For subjects in the study population, when we have 1 unit increase in \(X\), we will observe 2.3160232 unit increase in \(Y\) on average; the starting point of \(Y\) is 11.4777593 on average.

For subject #1, when we have 1 unit increase in \(X\), we will observe 3.192046 unit increase in \(Y\); the starting point of \(Y\) is 23.7781271; for subject #2, when we have 1 unit increase in \(X\), we will observe 4.7729986 unit increase in \(Y\); the starting point of \(Y\) is 22.8749986; for subject #3, when we have 1 unit increase in \(X\), we will observe 1.7496487 unit increase in \(Y\); the starting point of \(Y\) is 24.602105, etc. Subject #6 experienced the biggest increase in \(Y\) when \(X\) increase 1 unit, and subject #11 has the biggest starting \(Y\).

3.2 Marginal linear model

Marginal or population averaged models assume that mean response \(Y\) depends on covariates \(X\) only and not on random effects. Compared with linear mixed-effects model, this model incorporates random effects \(b_i\) into the residuals \(e_i\). The variance-covariance of \(e_i\) is not diagonal matrix anymore. The model is as below:

\[y_{ij} = \beta_0+\beta_1x_{ij}+e_{ij}, i=1,2,..20, j=1,2,..,5\] \[e_i \sim N(0, V_i), V_i=A_i^{1/2}R_i(\alpha)A_i^{1/2}\]

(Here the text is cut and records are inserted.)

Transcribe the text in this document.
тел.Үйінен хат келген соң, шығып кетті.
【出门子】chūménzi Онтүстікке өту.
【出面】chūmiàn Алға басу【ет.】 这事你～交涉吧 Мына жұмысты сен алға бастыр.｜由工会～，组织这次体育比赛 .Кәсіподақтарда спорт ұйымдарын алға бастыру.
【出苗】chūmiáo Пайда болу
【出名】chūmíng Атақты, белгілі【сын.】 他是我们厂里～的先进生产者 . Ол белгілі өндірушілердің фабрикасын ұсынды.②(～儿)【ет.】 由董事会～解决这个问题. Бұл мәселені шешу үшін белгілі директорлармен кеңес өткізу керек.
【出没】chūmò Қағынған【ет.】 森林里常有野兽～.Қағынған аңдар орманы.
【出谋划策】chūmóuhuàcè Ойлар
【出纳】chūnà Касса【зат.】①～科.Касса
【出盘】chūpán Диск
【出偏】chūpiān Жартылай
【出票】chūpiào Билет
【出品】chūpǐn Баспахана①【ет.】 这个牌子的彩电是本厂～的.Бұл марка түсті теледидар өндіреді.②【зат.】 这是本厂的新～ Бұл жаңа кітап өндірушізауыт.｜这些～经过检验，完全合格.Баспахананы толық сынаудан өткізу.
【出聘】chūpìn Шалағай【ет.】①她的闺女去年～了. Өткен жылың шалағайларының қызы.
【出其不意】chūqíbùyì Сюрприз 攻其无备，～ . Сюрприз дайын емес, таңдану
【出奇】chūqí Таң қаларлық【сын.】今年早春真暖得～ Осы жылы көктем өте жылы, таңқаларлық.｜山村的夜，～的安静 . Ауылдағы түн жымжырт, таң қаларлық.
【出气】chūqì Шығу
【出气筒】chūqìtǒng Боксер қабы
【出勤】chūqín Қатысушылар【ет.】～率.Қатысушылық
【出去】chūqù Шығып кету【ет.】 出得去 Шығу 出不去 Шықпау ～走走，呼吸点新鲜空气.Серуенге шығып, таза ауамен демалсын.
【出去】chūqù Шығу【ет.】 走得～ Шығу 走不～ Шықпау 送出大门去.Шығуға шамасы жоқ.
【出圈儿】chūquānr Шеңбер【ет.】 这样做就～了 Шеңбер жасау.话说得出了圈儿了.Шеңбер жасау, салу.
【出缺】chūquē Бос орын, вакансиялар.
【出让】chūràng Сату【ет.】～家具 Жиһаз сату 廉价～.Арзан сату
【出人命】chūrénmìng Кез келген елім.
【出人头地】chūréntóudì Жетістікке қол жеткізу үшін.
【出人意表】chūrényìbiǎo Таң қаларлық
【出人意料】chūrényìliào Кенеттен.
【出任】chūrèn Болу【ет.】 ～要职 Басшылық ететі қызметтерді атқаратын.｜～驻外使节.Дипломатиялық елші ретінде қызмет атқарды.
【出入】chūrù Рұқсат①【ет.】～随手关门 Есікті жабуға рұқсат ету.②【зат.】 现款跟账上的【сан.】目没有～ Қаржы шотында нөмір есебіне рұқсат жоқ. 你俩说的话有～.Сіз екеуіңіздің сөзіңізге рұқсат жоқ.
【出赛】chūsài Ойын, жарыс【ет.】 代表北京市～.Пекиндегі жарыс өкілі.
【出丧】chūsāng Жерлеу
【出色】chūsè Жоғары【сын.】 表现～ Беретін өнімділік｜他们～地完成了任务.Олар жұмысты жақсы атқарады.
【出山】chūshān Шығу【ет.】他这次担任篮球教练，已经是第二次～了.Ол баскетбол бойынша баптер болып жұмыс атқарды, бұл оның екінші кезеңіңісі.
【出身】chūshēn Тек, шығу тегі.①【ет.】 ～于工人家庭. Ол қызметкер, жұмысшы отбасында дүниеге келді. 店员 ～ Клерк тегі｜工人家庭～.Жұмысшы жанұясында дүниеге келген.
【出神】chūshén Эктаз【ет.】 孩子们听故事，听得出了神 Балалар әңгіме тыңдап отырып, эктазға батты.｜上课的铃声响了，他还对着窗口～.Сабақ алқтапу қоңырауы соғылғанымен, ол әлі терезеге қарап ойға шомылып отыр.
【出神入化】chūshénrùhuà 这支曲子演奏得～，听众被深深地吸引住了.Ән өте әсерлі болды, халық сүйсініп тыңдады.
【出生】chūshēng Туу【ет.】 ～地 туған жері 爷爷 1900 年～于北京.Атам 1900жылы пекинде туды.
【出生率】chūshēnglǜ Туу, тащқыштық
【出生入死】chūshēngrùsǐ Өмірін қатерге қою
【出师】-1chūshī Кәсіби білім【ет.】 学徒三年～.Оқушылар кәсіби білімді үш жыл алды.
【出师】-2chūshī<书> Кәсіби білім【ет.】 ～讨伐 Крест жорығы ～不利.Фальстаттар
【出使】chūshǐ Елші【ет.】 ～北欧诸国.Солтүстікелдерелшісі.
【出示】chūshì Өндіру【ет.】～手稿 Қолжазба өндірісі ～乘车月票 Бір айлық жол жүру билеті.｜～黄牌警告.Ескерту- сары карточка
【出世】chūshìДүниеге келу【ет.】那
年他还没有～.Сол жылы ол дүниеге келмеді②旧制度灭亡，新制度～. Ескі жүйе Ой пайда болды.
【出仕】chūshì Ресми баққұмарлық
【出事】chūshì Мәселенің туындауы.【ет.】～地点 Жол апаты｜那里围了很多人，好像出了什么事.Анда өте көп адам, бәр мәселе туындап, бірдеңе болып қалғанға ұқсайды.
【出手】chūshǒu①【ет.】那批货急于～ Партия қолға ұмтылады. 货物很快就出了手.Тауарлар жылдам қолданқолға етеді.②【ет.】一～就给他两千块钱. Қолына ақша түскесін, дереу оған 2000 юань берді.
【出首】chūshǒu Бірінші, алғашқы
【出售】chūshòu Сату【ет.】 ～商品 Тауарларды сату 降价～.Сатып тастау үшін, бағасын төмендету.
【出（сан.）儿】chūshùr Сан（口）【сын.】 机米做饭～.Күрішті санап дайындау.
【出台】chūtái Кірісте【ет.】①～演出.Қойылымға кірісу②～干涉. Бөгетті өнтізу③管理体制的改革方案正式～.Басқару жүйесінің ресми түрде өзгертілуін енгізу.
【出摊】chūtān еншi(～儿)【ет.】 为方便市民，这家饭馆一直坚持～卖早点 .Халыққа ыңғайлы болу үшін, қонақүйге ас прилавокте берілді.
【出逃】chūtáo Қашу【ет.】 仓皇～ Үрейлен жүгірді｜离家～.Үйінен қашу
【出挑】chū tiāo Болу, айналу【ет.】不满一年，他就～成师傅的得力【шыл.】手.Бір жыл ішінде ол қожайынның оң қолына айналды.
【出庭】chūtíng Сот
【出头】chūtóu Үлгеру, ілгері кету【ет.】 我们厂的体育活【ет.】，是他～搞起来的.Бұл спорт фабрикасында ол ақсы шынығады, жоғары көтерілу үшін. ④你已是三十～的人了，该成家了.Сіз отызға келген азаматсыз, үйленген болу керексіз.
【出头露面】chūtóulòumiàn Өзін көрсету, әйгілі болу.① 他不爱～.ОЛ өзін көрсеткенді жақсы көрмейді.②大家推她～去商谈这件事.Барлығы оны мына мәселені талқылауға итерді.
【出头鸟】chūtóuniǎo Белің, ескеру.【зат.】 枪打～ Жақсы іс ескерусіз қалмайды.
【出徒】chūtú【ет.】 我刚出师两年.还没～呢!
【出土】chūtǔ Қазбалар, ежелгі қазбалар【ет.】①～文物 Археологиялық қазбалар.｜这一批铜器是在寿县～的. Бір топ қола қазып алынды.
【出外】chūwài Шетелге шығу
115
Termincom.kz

\[A_i=\begin{pmatrix}Var(Y_{i1}) &0&...&...\\ 0 &Var(Y_{i2})&0&...&... \\ 0&...&...&...&Var(Y_{ij}) \\ \end{pmatrix} \in j*j \]

\[R_i(\alpha)= \begin{pmatrix}1 &Corr(Y_{i1},Y_{i2})&...&Corr(Y_{i1},Y_{ij})\\Corr(Y_{i2},Y_{i1}) &1&...&Corr(Y_{i2},Y_{ij}) \\ &... \\ Corr(Y_{ij},Y_{i1})&Corr(Y_{ij},Y_{i2})&...&1 \\ \end{pmatrix} \in j*j \]

\(R_i(\alpha)\) is called the working correlation matrix. Common choices are exchangeable, first-order autoregressive, unstructured, independence.

\[Var(e)=V=\begin{pmatrix}V_1 &0&...&...\\ 0 &V_2&0&...&... \\ 0&...&...&...&V_n \\ \end{pmatrix}\]

The marginal linear model implies that \(Y|X \sim N(X\beta, V)\), the most common estimation approach is GEE. If correlation within subject is ignored, then \(V_i\) is modeled as a diagonal matrix (which is wrong), but \(\hat \beta\) is still valid because score function do not depend on \(V_i\). However, \(\hat \beta\) is not efficient.

library(geepack)
## Warning: package 'geepack' was built under R version 4.2.3
model3 = geeglm(Y~X,id=ID_i,data=data,family=gaussian,corstr = "unstructured")
model3$coefficients
## (Intercept)           X 
##   16.080302    2.427784
ggplot(data, aes(x=X, y=Y, col=ID_i)) + 
  geom_point() +
  geom_abline(intercept=model3$coefficients[1], slope=model3$coefficients[2]) +
  theme_bw() + 
  theme(legend.position = "none")

Interpretation:

For subjects in the study population, when we have 1 unit increase in \(X\), we will observe 2.4277836 unit increase in \(Y\) on average; the starting \(Y\) is 16.0803015 on average.

4. Comparison

compare = matrix(NA, nrow=3, ncol=4)
rownames(compare) = c("simple linear regression","linear mixed-effects","marginal linear")
colnames(compare) = c("intercept beta0","slope beta1","beta0 sd","beta1 sd")
compare[1,1:2] = summary(model1)$coefficients[,1]
compare[1,3:4] = summary(model1)$coefficients[,2]
compare[2,1:2] = summary(model2)$coefficients[,1]
compare[2,3:4] = summary(model2)$coefficients[,2]
compare[3,1:2] = summary(model3)$coefficients[,1]
compare[3,3:4] = summary(model3)$coefficients[,2]
compare
##                          intercept beta0 slope beta1 beta0 sd  beta1 sd
## simple linear regression        7.664295    3.248211 3.352107 0.5700957
## linear mixed-effects           11.477759    2.316023 1.794907 0.7361729
## marginal linear                16.080302    2.427784 2.900012 0.5684033

5. Mixed-effects vs Marginal model

Linear mixed-effects: 1) the estimation relies on parametric assumptions; 2) can give subject-specific association between \(Y\) and \(X\), answer the question of subject-specific effects.

Marginal: 1) the estimation does not rely on parametric assumption, only needs a correct mean model \(E(Y_{ij}|X_{ij})\); 2) it needs to specify a correlation structure \(R_i(\alpha)\); 3) answer the question of population-averaged effects.